Fortunately, both families knew each other well, and so there was a mutual agreement. The couple got married on January 16, 2011, eight years after they first met.
Asked about the qualities that he admires the most in Shweta, Ashwin says, “She is calm and composed. Shweta has an accommodating nature.”
Many people had told Ashwin that there was a strong possibility of Shweta not being a good match. “The fact that she could be a pampered girl, because she is an only child, and the daughter of a celebrity,” says Ashwin. “But Shweta is nothing of the sort. She is a down-to-earth girl and I have to thank her parents and grandmother for keeping her grounded.”
Apart from her character, Ashwin admires his wife’s talent.
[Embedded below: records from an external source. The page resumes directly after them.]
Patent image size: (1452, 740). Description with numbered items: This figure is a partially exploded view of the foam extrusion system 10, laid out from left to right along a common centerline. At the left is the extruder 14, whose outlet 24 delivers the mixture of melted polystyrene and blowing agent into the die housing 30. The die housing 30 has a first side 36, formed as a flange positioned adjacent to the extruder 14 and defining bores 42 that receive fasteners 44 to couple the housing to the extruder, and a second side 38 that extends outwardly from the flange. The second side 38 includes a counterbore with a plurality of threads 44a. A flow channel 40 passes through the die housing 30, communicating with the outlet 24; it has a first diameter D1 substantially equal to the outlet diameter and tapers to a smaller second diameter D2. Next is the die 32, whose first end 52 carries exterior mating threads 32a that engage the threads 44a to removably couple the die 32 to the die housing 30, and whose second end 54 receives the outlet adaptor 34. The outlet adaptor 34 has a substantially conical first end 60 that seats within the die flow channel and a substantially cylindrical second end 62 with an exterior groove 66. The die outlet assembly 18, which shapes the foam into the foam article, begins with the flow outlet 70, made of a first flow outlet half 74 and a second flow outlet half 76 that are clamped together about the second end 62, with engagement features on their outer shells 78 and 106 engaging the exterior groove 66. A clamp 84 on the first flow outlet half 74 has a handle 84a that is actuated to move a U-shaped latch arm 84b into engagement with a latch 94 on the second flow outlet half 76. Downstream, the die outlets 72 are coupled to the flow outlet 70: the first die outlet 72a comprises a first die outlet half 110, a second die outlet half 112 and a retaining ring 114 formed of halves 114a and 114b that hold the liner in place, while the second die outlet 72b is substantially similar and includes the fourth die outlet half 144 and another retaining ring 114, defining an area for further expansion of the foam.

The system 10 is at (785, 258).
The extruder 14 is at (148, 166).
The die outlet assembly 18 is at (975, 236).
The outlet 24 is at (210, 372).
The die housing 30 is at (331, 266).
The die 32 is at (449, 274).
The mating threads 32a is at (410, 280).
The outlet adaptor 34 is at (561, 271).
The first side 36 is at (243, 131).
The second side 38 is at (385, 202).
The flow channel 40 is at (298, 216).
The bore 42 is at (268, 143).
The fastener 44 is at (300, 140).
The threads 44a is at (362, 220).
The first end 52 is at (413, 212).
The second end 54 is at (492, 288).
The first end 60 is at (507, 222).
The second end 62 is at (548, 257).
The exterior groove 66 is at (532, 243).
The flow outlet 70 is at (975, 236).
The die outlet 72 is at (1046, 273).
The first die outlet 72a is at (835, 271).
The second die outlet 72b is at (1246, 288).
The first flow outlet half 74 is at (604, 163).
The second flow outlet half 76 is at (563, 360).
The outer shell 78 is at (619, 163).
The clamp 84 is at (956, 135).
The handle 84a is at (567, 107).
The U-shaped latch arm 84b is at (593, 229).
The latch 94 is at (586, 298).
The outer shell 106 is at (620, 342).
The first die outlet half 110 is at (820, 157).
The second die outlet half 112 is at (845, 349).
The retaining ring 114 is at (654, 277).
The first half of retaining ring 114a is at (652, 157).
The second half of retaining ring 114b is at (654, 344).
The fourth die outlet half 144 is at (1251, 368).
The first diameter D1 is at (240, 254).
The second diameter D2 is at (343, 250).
In fact, whenever this Chennai-based businessman travels to and from work, he only listens to Shweta’s songs. And he has a few favourites: ‘Aaraanu nee’ from the film, ‘Thiruvambadi Thamban’, ‘Aaro nee aaro’ from ‘Urumi’, and ‘Mavin chotile’ from ‘Oru naal varum’.
“Singing is a passion for Shweta, just like her mother,” he says. “She is completely focused on her career. I like people who are like that.”
In fact, her dedication is so intense that if a recording does not go well, it haunts her for a long time. “Shweta self-evaluates her performance all the time,” says Ashwin. “And that can get stressful. Thankfully, after our marriage, it has reduced a lot.”
It is difficult to hit the bull’s eye every time. “On certain days things can go wrong and I tell Shweta that she has to accept that and move on,” says Ashwin.
But, at the same time, Ashwin knows that this sort of behaviour is part of Shweta’s nature. “For an artiste, the right brain is more dominant than the left. So, she is sensitive and emotional. And at times, she can feel hurt when things don’t go well.”
Asked about her negative points, Ashwin says, “I am an organised kind of guy, and fix a daily schedule for myself, but Shweta is not like that. She goes with the flow of the day.” Today, of course, Shweta is the celeb in the family but Ashwin has no problems with that. “It is important for her career that Shweta becomes widely known,” he says. “And at the end of the day, when we both return from work, it is not like I am living with a celebrity. She is just my wife.”
Ashwin has the same practical and clear-eyed attitude about relationships. “If you decide that one’s end goal is to stay together, then you will make the right moves,” he says. “It is like running a company. There will be ups and downs, and a lot of fire-fighting that goes on. But you don’t quit just because there is a problem.”